Another crucial insight is the need for positive and negative feedback loops. These are synapses that ignore the causal sequence of fired activations. Especially the negative feedback synapses are interesting because they require the introduction of mutually shielded branches for the activations that follow. They create a kind of independent interpretation of parts of the input data set, and only later on the decision is made which of these interpretations is selected. It is very similar to what a parse tree does, except that a parse tree is limited to syntactic information only. Another way to relate it to classical logic is to consider it as a non-monotonic inference, which in classical AI could not be solved properly since the weak influences that neural networks are able to capture are missing from classical logic.

Relational Pattern Part Neurons

In a text, the sequence of words is not arbitrary and is required to carry the meaning of that text. Thus, we also need a way to represent this sequence in the activations network. Let us consider the example of the two-word phrase "the cat". Here we have an input pattern neuron representing each word. Additionally we have two relational pattern part neurons per word that allow us to establish the connections to the previous and next word. Since the pattern part neurons belong to the pattern of a specific word, we also need an inhibitory neuron to avoid having to create a quadratic number of synapses to connect the corresponding relational neurons.

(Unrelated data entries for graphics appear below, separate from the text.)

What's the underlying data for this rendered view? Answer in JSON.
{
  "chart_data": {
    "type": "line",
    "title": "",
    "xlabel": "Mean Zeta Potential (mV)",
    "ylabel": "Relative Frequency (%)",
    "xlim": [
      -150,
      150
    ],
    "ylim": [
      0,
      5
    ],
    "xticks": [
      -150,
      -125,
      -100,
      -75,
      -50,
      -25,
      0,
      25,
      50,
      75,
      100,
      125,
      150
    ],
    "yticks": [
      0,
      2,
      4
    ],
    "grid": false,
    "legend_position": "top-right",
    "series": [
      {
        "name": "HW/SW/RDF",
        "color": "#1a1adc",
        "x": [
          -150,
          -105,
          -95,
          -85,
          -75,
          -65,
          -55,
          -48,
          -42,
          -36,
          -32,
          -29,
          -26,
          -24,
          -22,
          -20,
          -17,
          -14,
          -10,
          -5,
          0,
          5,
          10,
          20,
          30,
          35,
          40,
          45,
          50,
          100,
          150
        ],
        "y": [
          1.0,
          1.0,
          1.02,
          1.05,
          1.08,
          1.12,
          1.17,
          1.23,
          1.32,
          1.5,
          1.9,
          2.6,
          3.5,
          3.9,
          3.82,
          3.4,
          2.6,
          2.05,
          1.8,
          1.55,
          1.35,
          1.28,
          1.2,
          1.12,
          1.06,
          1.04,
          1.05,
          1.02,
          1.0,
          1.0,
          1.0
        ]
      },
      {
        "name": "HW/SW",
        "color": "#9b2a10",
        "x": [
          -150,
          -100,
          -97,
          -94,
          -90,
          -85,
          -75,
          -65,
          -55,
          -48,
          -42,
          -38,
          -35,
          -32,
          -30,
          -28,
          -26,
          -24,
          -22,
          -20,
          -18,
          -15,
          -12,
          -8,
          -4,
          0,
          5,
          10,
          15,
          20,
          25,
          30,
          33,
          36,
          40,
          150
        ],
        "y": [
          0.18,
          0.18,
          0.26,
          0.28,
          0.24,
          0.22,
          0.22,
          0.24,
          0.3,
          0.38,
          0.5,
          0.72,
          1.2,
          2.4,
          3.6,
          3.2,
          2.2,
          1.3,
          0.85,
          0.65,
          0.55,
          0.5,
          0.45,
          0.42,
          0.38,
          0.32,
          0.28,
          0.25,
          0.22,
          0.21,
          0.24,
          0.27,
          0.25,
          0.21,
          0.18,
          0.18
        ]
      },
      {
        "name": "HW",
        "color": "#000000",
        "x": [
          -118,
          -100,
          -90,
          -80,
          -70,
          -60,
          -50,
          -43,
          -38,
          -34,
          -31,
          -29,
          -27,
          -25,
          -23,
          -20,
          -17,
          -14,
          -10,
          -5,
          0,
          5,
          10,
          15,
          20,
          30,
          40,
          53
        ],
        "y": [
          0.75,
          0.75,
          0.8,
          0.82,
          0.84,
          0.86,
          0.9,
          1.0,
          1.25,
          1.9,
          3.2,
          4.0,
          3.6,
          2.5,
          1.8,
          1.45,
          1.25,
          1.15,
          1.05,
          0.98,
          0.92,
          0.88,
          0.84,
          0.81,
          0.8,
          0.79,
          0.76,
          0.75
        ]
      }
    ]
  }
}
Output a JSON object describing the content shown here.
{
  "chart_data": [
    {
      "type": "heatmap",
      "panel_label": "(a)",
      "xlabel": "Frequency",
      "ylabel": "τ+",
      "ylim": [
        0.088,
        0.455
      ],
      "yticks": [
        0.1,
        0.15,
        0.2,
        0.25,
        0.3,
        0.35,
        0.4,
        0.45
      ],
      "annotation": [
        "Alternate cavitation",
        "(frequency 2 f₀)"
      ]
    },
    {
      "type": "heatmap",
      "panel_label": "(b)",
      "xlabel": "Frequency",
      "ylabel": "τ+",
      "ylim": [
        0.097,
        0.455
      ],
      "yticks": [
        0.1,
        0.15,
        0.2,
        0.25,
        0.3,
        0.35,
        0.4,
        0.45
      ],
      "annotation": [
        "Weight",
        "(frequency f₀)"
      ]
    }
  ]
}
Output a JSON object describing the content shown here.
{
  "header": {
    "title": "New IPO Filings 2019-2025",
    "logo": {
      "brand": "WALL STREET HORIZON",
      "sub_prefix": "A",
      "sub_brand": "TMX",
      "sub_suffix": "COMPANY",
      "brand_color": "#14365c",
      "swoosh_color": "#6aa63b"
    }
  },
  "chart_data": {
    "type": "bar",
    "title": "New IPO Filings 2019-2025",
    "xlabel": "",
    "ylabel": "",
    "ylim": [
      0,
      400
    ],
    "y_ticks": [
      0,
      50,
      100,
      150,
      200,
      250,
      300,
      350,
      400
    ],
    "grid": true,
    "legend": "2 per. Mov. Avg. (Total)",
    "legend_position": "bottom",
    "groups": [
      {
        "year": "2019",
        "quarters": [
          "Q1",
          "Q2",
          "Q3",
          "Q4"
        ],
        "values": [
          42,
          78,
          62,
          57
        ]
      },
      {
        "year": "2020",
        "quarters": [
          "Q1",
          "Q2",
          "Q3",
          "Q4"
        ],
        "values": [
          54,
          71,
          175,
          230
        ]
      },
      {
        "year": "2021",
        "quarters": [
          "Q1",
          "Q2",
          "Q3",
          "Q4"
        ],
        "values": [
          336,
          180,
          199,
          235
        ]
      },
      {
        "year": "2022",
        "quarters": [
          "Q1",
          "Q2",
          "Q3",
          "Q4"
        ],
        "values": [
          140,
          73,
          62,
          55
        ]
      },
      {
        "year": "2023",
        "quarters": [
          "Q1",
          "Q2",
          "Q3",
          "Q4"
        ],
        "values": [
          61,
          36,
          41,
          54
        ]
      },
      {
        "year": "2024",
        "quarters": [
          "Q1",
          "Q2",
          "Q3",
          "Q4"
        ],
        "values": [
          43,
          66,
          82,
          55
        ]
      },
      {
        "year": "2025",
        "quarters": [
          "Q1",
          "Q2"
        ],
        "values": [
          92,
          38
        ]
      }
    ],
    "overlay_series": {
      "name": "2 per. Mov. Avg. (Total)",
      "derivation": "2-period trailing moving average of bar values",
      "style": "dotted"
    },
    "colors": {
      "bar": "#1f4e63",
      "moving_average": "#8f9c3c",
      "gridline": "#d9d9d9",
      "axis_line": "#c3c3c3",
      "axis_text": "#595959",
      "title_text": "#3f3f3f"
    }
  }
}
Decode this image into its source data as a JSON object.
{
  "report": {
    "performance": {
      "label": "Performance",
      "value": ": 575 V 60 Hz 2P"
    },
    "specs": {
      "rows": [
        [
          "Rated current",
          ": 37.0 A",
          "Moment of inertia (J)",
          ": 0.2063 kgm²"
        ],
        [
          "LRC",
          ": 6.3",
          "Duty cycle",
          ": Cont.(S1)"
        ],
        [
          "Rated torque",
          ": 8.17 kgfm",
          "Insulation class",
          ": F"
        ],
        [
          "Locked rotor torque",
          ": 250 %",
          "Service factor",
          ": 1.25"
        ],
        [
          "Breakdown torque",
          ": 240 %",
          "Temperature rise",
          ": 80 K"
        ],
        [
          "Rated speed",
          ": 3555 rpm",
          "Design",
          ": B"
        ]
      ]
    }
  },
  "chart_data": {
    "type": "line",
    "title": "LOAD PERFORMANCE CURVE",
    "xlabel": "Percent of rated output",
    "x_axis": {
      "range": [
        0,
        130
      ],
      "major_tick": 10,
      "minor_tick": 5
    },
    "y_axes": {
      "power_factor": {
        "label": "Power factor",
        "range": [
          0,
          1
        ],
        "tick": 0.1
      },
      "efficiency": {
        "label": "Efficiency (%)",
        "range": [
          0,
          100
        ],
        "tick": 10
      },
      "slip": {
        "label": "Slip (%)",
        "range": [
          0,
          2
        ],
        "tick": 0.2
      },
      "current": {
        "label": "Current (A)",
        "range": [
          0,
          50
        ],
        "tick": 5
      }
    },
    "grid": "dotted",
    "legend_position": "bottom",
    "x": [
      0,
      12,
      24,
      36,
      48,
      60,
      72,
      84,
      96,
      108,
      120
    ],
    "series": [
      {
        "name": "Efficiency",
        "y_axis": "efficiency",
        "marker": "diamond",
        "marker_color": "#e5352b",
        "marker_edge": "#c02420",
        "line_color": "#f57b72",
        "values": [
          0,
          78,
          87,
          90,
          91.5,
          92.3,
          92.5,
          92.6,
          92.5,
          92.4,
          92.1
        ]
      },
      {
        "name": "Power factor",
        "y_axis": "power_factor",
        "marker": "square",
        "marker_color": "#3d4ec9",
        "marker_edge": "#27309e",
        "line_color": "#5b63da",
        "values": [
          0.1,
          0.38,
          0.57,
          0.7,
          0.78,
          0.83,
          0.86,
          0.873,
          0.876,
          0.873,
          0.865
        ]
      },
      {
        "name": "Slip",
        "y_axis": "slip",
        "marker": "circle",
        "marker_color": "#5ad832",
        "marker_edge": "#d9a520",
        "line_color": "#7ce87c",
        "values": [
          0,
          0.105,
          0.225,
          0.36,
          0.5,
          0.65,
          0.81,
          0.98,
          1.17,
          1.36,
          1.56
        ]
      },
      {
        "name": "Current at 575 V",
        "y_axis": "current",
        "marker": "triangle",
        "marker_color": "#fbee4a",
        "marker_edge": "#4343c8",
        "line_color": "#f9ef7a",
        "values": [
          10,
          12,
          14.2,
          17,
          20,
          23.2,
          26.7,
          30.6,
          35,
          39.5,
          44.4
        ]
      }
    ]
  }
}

Now, how can we facilitate these relational neurons to match the phrase pattern neuron "P-the cat"? For this we need to ensure that the pattern part neurons of the pattern "P-the cat" do not map to any unrelated words in the text. There are two things needed for this. First, there needs to be a synapse from the pattern part neuron "PP-the" to the pattern part neuron "PP-cat" that establishes the requirement of an relationship between these two neurons. The second part is to verify this relationship during the linking process for the activations. This is done by requiring a connecting path through the activation network between the input and the output activation of a potential new link. This verification is performed by a 'visitor' class that steps through the activation network in search of such a connection. At each activation and each link a transition operation is performed in order to check that all of the conditions for a certain neuron or synapse type hold. When the visitor is able to close a loop, a new link is created.

The red arrows depict the path of the visitor.